Sharing information outside of HMRC: disclosure for HMRC’s functions: disclosing anonymous information
Fully anonymised customer information (where there is no possibility of a third party correctly identifying the customer from the information disclosed) does not attract the criminal sanction for wrongful disclosure, and the act of disclosure is not subject to the Data Protection Act 1998 (see IDG40160) and the Human Rights Act (see IDG40140). This includes a person deducing the identity by putting the information disclosed by HMRC together with other information available to him/her.
Even where the information is fully anonymised, disclosure requires a valid legal basis. This basis can be for the purpose of HMRC’s functions. The methodology and factors to be taken into account to determine whether the functions basis can be relied upon is the same as set out at IDG40410.

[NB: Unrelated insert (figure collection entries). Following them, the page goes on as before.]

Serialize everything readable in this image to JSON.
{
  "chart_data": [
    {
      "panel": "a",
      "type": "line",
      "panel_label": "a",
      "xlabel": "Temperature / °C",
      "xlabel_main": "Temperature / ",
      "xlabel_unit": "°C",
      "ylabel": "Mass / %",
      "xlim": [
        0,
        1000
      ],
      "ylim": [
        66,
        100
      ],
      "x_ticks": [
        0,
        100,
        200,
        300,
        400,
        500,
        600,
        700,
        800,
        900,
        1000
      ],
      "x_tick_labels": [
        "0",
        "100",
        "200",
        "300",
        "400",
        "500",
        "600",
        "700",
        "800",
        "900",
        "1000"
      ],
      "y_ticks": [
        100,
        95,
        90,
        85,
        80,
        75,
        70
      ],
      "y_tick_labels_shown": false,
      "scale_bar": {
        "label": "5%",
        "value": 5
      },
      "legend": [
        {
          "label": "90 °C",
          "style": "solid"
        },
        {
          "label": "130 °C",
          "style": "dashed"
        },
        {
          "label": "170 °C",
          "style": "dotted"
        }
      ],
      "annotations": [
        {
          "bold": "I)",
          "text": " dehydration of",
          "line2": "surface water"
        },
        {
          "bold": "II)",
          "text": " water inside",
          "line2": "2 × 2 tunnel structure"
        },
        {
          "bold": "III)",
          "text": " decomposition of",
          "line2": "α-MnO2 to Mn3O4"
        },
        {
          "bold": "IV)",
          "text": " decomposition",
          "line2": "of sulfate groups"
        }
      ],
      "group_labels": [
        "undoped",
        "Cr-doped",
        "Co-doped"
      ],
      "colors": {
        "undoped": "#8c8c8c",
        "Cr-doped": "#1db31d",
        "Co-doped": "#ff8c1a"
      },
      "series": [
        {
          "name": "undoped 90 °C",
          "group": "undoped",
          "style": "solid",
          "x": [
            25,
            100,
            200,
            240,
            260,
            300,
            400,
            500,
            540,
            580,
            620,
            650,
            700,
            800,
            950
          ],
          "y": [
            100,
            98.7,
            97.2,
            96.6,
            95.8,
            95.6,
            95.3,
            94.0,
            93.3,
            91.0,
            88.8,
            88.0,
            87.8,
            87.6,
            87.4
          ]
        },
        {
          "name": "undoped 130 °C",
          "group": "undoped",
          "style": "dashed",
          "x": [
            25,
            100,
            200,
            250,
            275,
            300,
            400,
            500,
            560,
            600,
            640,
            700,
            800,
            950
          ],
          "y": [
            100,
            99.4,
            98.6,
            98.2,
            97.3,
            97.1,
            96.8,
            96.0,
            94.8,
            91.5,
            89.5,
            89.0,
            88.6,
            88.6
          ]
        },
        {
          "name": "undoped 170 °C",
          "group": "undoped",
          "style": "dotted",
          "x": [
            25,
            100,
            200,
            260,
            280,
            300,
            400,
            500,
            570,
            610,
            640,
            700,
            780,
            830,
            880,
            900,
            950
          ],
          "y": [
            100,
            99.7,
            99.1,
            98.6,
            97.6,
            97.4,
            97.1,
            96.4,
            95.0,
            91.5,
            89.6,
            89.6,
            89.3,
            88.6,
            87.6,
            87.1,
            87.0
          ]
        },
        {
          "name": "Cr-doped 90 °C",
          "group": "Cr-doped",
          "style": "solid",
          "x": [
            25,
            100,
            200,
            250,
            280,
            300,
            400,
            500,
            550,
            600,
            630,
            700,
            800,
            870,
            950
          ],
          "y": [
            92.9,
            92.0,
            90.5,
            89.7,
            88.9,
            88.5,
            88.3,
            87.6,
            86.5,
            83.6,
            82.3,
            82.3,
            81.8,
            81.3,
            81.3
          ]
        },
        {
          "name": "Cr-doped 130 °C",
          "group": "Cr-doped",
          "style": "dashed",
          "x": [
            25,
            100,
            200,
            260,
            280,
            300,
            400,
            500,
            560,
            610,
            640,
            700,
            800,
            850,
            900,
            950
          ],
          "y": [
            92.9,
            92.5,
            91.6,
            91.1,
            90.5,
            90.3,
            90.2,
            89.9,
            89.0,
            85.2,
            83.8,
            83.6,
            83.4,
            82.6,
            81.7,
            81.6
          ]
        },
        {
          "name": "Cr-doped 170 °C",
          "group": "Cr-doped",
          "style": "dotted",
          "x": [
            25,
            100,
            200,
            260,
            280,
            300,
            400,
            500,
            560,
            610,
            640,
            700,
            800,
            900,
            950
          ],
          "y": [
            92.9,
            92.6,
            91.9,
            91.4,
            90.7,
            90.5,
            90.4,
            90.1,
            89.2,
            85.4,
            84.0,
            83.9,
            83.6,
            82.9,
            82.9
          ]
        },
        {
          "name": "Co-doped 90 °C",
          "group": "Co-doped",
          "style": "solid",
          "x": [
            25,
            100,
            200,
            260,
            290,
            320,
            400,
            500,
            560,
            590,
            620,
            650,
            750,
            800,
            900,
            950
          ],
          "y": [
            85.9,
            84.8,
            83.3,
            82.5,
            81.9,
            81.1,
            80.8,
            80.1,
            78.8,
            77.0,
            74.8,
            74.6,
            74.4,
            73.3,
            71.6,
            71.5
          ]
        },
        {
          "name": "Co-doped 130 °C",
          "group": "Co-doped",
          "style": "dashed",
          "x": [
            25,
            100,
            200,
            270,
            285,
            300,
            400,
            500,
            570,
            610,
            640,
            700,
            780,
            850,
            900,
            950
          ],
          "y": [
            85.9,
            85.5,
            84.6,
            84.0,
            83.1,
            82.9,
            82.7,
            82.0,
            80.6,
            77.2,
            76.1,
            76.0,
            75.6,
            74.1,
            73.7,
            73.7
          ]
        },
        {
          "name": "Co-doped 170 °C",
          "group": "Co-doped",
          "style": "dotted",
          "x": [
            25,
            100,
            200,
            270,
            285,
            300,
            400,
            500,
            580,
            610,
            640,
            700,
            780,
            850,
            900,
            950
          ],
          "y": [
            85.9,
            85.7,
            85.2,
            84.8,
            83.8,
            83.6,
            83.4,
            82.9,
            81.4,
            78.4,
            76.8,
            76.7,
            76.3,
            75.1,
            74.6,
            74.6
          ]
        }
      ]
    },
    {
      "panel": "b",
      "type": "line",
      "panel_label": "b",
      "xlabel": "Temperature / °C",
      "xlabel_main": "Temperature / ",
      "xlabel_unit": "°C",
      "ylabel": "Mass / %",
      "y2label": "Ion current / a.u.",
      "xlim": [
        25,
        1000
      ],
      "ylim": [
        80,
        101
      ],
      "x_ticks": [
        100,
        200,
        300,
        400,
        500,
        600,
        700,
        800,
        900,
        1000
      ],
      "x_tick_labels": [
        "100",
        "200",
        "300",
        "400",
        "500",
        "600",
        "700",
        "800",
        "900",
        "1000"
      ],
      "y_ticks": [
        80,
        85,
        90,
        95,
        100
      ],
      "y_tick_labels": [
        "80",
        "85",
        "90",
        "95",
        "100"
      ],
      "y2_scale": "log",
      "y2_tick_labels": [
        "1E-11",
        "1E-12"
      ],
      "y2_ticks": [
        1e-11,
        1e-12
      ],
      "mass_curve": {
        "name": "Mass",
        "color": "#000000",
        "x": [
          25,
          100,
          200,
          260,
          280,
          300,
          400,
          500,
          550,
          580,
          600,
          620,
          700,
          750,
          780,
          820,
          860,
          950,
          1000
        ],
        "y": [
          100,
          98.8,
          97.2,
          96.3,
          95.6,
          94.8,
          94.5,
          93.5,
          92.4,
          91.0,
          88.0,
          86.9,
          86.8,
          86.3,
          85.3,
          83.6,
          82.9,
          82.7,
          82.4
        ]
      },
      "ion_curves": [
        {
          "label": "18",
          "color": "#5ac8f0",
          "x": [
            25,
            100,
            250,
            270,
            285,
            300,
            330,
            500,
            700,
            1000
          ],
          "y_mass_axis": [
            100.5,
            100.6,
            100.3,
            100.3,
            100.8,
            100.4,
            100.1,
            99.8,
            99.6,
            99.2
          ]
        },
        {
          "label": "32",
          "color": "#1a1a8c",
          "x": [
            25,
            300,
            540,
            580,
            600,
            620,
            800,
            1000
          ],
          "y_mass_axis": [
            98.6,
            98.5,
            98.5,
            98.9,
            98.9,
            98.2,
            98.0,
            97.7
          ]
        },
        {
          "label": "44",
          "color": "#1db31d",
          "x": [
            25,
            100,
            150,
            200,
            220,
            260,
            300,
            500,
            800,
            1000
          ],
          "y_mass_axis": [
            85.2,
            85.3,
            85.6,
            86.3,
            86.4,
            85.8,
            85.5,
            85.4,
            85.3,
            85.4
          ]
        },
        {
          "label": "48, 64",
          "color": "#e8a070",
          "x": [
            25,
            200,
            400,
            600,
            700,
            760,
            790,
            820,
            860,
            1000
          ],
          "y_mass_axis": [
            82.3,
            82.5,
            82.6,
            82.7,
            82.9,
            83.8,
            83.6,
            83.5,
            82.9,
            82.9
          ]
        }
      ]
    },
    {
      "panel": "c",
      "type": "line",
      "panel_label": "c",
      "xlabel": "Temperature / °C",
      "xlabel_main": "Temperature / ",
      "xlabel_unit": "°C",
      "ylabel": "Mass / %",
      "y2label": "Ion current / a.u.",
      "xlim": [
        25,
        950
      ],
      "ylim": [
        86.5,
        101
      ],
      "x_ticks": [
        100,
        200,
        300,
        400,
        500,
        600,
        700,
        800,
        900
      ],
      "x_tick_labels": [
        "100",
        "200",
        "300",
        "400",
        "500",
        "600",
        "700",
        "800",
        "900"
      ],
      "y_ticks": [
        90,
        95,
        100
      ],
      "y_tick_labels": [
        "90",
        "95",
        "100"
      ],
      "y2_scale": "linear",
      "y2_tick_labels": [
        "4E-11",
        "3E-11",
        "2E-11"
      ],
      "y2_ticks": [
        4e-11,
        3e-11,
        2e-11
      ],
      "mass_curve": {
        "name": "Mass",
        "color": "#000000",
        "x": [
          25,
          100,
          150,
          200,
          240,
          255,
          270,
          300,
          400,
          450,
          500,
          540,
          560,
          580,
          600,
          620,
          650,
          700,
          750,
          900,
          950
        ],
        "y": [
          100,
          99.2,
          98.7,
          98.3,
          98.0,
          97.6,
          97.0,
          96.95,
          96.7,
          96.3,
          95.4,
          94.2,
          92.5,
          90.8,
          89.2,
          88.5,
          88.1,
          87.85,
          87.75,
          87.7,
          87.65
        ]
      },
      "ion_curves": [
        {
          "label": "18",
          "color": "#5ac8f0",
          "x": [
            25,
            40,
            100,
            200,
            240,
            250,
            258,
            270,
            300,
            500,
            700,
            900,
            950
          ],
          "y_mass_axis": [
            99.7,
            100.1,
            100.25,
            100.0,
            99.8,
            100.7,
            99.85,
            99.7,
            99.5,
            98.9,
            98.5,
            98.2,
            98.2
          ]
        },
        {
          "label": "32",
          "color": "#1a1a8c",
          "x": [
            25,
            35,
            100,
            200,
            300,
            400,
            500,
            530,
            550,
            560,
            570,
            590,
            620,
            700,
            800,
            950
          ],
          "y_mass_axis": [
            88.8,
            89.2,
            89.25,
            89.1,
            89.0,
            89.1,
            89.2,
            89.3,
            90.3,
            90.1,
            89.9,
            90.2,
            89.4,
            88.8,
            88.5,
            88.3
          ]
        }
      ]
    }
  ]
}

HMRC publishes a range of aggregate, anonymised and other data that does not identify individual customers (for example, aggregate tax receipts) for the purposes of its functions. These publications increase public understanding of, and confidence in, the tax system and hence will increase the amount of tax collected. Examples are listed below:
Publishing statistics or guidance
In the course of their normal duties, HMRC officers will regularly disclose administrative information (for example, about HMRC processes) or information drawn from customer data, which has been sufficiently anonymised so that the identity of individuals cannot be deduced.
This includes material published on HMRC’s internet site, general guidance given in telephone conversations, policy issues discussed in meetings with representative bodies, and statistics included in annual reports or published as National Statistics. The identity of the customer cannot be deduced from the information and the disclosure supports the functions of HMRC.
Information may also be lawfully disclosed where it is necessary to include specific case details to carry out a function of HMRC but the customer identity can readily be anonymised. For example, referring to case studies in publicity and guidance material, or providing information to overseas authorities about trends in smuggling. It is important in such cases that the information provided is not sufficient to enable the identity of any customer(s) to be deduced.